Slow Singing (2020)

 



SLOW SINGING

Direção: Xingyi Dong

Ano: 2020

País de origem: China

    Texto escrito por Matheus C. Fontes
    
    O diretor soviético Andrei Tarkovski pautou sua obra na teoria cinematográfica de "esculpir o tempo", modulando a percepção humana de tempo na tela do cinema, utilizando planos longos poucos cortes para conferir a ideia de "passar o tempo" e construir a relação entre um momento e outro. Sem dúvidas, Tarkovski é um dos diretores mais influentes da história da Sétima Arte e sua herança pode ser sentido no diretor chinês Xingyi Dong. Entregando seu primeiro trabalho à frente de longas-metragens, Dong apresenta Slow Singing, a história de um homem que acaba de sair da prisão, onde esteve por aproximadamente 20 anos, e está voltando para seu vilarejo.

    Abrindo com um brilhante plano-sequência, somos apresentados a vários elementos da narrativa. O primeiro deles é o ritmo lento com longos planos que permeia toda a duração do filme, sendo o principal elemento narrativo usado para explorar as dimensões do tempo. O protagonista é introduzido neste plano e pega uma carona no veículo onde a câmera se encontra, como se estivesse embarcando nessa jornada junto com o espectador ao adentrar no fora de campo. Pelos seus diálogos com o irmão, nós descobrimos quem ele é, de onde vem e para onde vai. Outro elemento introduzido neste plano é o meio ambiente, partindo de uma vegetação mais escassa para as plantações abundantes e os campos de cerejeiras, que são tão importantes quanto qualquer um dos personagens, construindo uma das diversas metáforas presentes. Assim, este fixa-se como um de meus planos-sequência favoritos do ano até o momento (o outro também é deste filme).
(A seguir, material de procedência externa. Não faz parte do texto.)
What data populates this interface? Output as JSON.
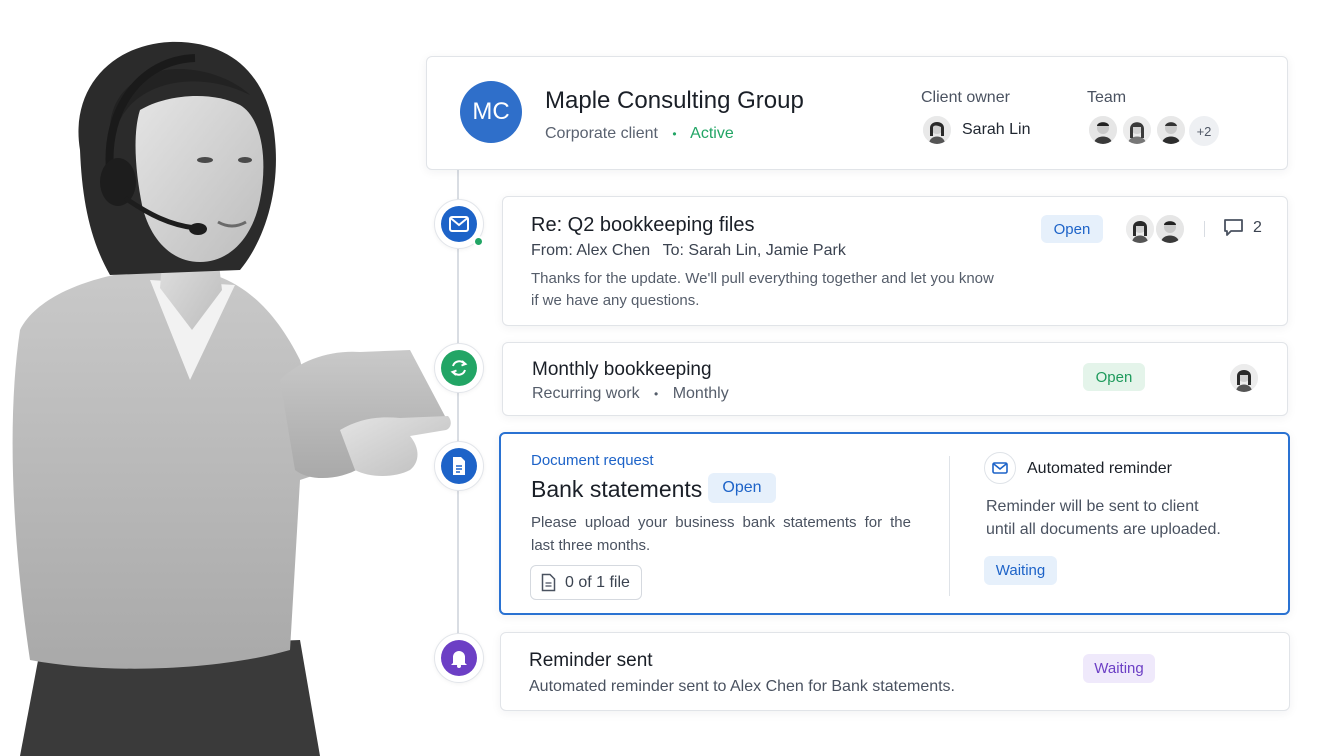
{
  "client": {
    "initials": "MC",
    "name": "Maple Consulting Group",
    "type": "Corporate client",
    "separator": "•",
    "status": "Active",
    "owner_label": "Client owner",
    "owner_name": "Sarah Lin",
    "team_label": "Team",
    "team_extra": "+2"
  },
  "email_item": {
    "icon": "mail-icon",
    "subject": "Re: Q2 bookkeeping files",
    "from_label": "From:",
    "from_name": "Alex Chen",
    "to_label": "To:",
    "to_names": "Sarah Lin, Jamie Park",
    "preview": "Thanks for the update. We'll pull everything together and let you know if we have any questions.",
    "status": "Open",
    "comment_count": "2"
  },
  "recurring_item": {
    "icon": "refresh-icon",
    "title": "Monthly bookkeeping",
    "kind": "Recurring work",
    "separator": "•",
    "frequency": "Monthly",
    "status": "Open"
  },
  "document_item": {
    "icon": "document-icon",
    "eyebrow": "Document request",
    "title": "Bank statements",
    "status": "Open",
    "description": "Please upload your business bank statements for the last three months.",
    "file_count": "0 of 1 file",
    "reminder_title": "Automated reminder",
    "reminder_text": "Reminder will be sent to client until all documents are uploaded.",
    "reminder_status": "Waiting"
  },
  "reminder_item": {
    "icon": "bell-icon",
    "title": "Reminder sent",
    "description": "Automated reminder sent to Alex Chen for Bank statements.",
    "status": "Waiting"
  },
  "colors": {
    "primary_blue": "#1d63c8",
    "open_blue_bg": "#e6f0fb",
    "green": "#22a565",
    "open_green_bg": "#e4f4ea",
    "purple": "#6c3fc5",
    "waiting_purple_bg": "#efe9fb",
    "waiting_blue_bg": "#e6f0fb"
  }
}
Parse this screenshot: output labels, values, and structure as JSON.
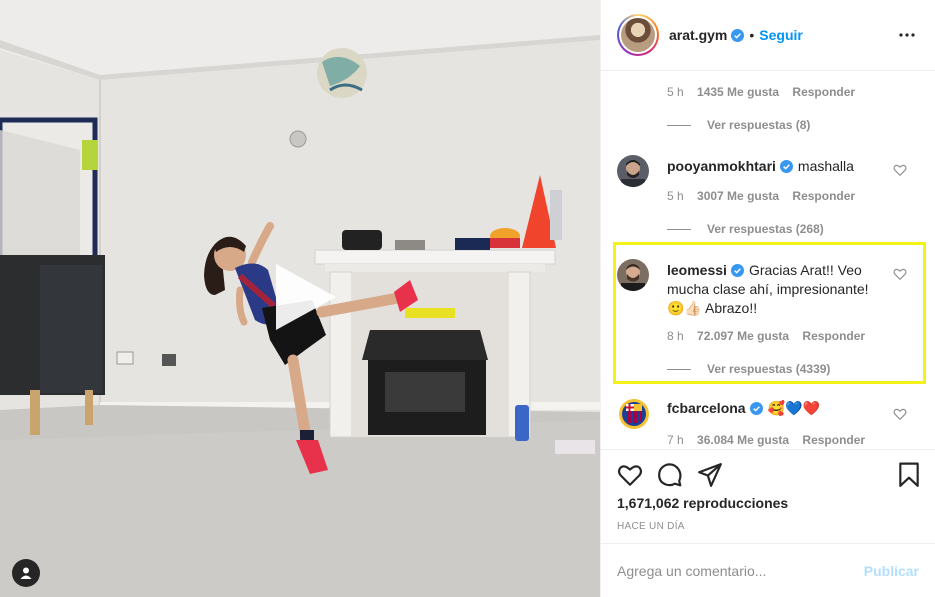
{
  "post": {
    "username": "arat.gym",
    "follow_label": "Seguir",
    "separator": "•",
    "more_icon": "more-horizontal-icon",
    "views": "1,671,062 reproducciones",
    "posted_ago": "HACE UN DÍA"
  },
  "comments": [
    {
      "time": "5 h",
      "likes": "1435 Me gusta",
      "reply": "Responder",
      "view_replies": "Ver respuestas (8)"
    },
    {
      "username": "pooyanmokhtari",
      "text": "mashalla",
      "time": "5 h",
      "likes": "3007 Me gusta",
      "reply": "Responder",
      "view_replies": "Ver respuestas (268)"
    },
    {
      "username": "leomessi",
      "text": "Gracias Arat!! Veo mucha clase ahí, impresionante! 🙂👍🏻 Abrazo!!",
      "time": "8 h",
      "likes": "72.097 Me gusta",
      "reply": "Responder",
      "view_replies": "Ver respuestas (4339)"
    },
    {
      "username": "fcbarcelona",
      "text": "🥰💙❤️",
      "time": "7 h",
      "likes": "36.084 Me gusta",
      "reply": "Responder"
    }
  ],
  "add_comment": {
    "placeholder": "Agrega un comentario...",
    "publish_label": "Publicar"
  },
  "colors": {
    "accent": "#0095f6",
    "verified": "#3897f0",
    "highlight": "#f5f21a",
    "publish_disabled": "#b2dffc"
  },
  "icons": [
    "play-icon",
    "user-tag-icon",
    "heart-icon",
    "comment-icon",
    "share-icon",
    "bookmark-icon",
    "verified-badge-icon"
  ]
}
    O protagonista é um homem que passou grande parte de sua vida na cadeia e, por isso, teve seu tempo de juventude roubado. Nesta lógica, é incrível a construção feita do personagem como um adulto-criança. Ele logo se une com uma criança da vila com quem faz tudo e anda para todo lugar. Ele tem atitudes muito infantis, como construir e brincar com um estilingue, brincar com um pião, não ter responsabilidade com o trabalho, pegar passarinhos, entre tantos outros. E ele precisa descobrir um novo mundo fora da prisão depois de duas décadas: começa a aprender como usar um celular e como funciona; descobre que grande parte de seus conhecidos já se mudaram do vilarejo. Precisa crescer em tão pouco tempo, enquanto os outros levaram anos para o mesmo.

    Também há uma forte oposição entre campo e cidade, com suas noções de tempo diferentes. Isso fica bem claro no outro ponto forte do filme: o plano-sequência que ocorre no terço final da projeção. Com longos 9 minutos, começamos vendo o protagonista em mais de seus momentos de infância, onde joga um video game para (provavelmente) descontar a raiva que tomou posse dele na cena anterior, então ocorre uma briga e a câmera na mão (contrastando com a câmera quase sempre estática das cenas no vilarejo) continua acompanhando a ação. Passamos por uma feira tomada pela multidão (uma locação real repleta de não atores, como percebemos pelo fato de vários encararem a câmera). O personagem encontra-se perdido naquele mundo que avançou no tempo enquanto ele ficou preso no passado. Por isso, ele foge da multidão. Há uma rima visual com um trabalho seu na vila e, então, sobe em um morro para conseguir sinal no celular, como se estivesse se afastando de tudo que lhe foi apresentado fora da cadeia para enxergar melhor, compreender o que está acontecendo e conseguir estabelecer uma relação com aquela realidade.

    A partir deste momento, há uma virada no arco narrativo do protagonista e várias construções metafóricas e de personalidade são fechadas. O personagem passa trabalhar e toma suas responsabilidades de adulto. Liberta um pássaro que havia prendido em uma gaiola, em uma metáfora tanto para sua libertação da prisão quanto para o fato de ele estar deixando seu espírito de criança para trás. Embora o uso de um ritmo bem lento no desenvolvimento da história ter um propósito narrativo bem estabelecido, o diretor acaba pecando no segundo ato ao deixar quase impossível que o espectador esteja completamente focado no que está acontecendo, por causa da lentidão dos fatos. No entanto, Slow Singing ainda é uma estreia brilhante de Xingyi Dong, que apresenta sua percepção tão própria do tempo, principalmente considerando que ele filmou no vilarejo em que cresceu. Tendo inspiração no tio do realizador, o filme é uma ode ao estudo do tempo e de como este pode ser tão pessoal e moldar quem somos.